Собака с рычанием выскочила наружу. За ней бросилась вся стая, оглашая просыпающееся стойбище громким лаем.

Пины выглянул наружу.

Тэрыкы шел с холма, медленно спускаясь к ярангам. Он опирался на копье. Пины прикрыл глаза козырьком ладони, пытаясь разглядеть лицо оборотня, но встающее низкое солнце слепило глаза и впереди тэрыкы шла его огромная тень.

Пины вернулся, взял копье и лук со стрелами.

Из своей яранги вышел вооруженный Кэу.

Братья медленно двинулись навстречу тэрыкы.

Тин-Тин сразу догадалась обо всем. Она рванулась, но ремни крепко держали ее. Она закричала.

— Хочешь увидеть свое чудовище? — злорадно спросила Аяна и одним взмахом руки разрезала стягивающие Тин-Тин ремни. — Иди, иди к своему тэрыкы, — ухмыляясь, произнесла женщина. — Пусть братья убьют тебя с ним… Ты уже не человек, так погибни тоже!

Гойгой был уже на расстоянии голоса от братьев, идущих ему навстречу с копьями и настороженными луками. Он хотел сказать им, чтобы они убили его сразу, не мучили.

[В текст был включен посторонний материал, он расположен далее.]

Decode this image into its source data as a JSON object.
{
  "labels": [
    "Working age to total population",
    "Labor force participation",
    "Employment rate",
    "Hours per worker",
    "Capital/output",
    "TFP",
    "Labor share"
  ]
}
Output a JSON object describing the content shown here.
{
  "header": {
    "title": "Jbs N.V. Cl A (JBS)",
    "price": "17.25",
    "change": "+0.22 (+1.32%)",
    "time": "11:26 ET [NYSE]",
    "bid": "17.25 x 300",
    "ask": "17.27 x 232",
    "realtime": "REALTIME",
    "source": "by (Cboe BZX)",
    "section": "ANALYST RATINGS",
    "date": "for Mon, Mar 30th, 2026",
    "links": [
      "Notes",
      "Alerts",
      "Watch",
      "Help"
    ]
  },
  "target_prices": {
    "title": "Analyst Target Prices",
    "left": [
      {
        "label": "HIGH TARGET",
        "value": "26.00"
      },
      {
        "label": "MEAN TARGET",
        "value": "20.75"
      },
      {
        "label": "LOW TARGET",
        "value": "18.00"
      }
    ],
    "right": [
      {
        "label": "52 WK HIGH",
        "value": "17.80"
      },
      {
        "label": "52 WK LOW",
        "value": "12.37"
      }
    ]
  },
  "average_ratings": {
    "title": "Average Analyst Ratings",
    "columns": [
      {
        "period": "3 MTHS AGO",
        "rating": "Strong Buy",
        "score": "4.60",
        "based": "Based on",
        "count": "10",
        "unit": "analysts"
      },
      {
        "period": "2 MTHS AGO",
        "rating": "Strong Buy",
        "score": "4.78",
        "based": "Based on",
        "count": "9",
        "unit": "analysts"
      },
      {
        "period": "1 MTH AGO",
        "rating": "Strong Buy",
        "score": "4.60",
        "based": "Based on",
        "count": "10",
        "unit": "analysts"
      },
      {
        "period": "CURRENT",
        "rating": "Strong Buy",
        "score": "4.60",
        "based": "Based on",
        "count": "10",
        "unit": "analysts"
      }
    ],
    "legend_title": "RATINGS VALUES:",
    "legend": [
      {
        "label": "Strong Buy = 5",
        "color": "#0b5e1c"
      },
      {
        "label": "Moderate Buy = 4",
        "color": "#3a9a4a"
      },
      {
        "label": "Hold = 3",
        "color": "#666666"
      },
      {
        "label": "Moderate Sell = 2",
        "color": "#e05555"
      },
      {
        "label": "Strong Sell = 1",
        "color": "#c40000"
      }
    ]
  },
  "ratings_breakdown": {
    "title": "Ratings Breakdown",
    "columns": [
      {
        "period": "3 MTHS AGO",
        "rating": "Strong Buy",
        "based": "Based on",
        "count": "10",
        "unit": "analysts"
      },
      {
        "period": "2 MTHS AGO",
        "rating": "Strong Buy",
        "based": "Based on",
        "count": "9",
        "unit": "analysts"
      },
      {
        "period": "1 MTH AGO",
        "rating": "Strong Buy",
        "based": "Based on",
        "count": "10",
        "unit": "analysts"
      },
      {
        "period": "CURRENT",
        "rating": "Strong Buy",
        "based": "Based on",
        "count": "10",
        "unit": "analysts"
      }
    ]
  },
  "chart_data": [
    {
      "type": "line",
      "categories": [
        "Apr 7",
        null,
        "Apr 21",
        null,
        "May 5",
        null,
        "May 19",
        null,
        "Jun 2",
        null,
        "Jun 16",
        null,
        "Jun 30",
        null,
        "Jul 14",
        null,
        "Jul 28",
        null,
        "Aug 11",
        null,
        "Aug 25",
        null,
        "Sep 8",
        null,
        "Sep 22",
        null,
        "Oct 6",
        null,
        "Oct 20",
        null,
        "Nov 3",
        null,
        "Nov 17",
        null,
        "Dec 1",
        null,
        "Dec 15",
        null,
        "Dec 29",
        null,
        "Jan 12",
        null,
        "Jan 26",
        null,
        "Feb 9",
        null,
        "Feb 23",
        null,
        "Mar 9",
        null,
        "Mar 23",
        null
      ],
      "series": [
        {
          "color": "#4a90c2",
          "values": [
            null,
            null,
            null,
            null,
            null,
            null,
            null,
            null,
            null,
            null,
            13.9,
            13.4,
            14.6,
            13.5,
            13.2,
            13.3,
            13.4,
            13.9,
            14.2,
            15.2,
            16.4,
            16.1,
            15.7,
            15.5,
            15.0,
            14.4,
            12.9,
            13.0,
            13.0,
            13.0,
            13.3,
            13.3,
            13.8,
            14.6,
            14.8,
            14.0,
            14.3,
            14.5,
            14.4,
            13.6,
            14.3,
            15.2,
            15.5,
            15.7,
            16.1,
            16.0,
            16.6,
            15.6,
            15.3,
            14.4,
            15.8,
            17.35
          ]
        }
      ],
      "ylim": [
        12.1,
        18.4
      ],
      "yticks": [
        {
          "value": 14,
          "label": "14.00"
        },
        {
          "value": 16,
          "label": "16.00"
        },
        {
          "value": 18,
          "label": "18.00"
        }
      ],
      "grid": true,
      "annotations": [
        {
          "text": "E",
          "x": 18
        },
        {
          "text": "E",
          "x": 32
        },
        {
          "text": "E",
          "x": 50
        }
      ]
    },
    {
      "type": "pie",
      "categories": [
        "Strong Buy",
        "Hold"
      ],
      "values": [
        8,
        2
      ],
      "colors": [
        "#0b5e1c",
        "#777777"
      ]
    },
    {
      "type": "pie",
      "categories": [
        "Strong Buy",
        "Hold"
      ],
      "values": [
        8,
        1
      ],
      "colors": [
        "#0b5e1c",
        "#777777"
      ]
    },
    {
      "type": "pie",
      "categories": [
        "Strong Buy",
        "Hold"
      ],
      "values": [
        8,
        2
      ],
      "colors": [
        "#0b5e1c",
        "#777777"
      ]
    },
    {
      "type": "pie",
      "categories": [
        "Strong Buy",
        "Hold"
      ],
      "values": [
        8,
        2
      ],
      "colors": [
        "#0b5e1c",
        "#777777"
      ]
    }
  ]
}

— Похоже, что он говорит, — сказал Пины.

— Тэрыкы не имеют речи, — твердо ответил Кэу.

И тут Гойгой увидел ее.

Тин-Тин мчалась с развевающимися волосами. Как тень от уносимого ветром облака, она промчалась мимо братьев с криком:

— Не убивайте его! Он ваш брат! Не убивайте его!

Гойгой схватил Тин-Тин. Ее глаза были полны слез. В последний раз он видел их, в последний раз он видел мир, облака, ощущал холодный ветер, в последний раз видел братьев, которые целились в него.

Собравшись с силами, Гойгой отбросил от себя Тин-Тин и шагнул навстречу братьям. И в то же мгновение он почувствовал, как в грудь с тупым звуком впились две стрелы. Боли не было. Был удивительный ясный свет, в котором он поплыл, слыша удаляющиеся крики людей.

Тин-Тин подбежала к Гойгою, но на его широко открытых глазах уже не таяли снежинки.

Под этим нетающим снегом с лица Гойгоя сходила шерсть, и он представал перед Тин-Тин и изумленными братьями таким, каким он уходил в то весеннее утро…

Третья стрела, пущенная из лука Пины, легко пробила кэркэр, и Тин-Тин упала лицом вперед, на Гойгоя.

В синей прозрачной глубине тин-тин, В замерзших лучах прошлогоднего солнца, В неясном звоне морских соленых льдин — Услышать жизнь… В ярком солнце и в белом снеге, На вершинах высоких гор, В порыве ветра и в шорохе трав, В криках птиц и в песне женщины — Услышать жизнь… И, возносясь к звезде Полярной, В обиталище ушедших душ, В россыпях звезд, в сиянии неба, В Невозвратном пути — Все слышать и слышать жизнь!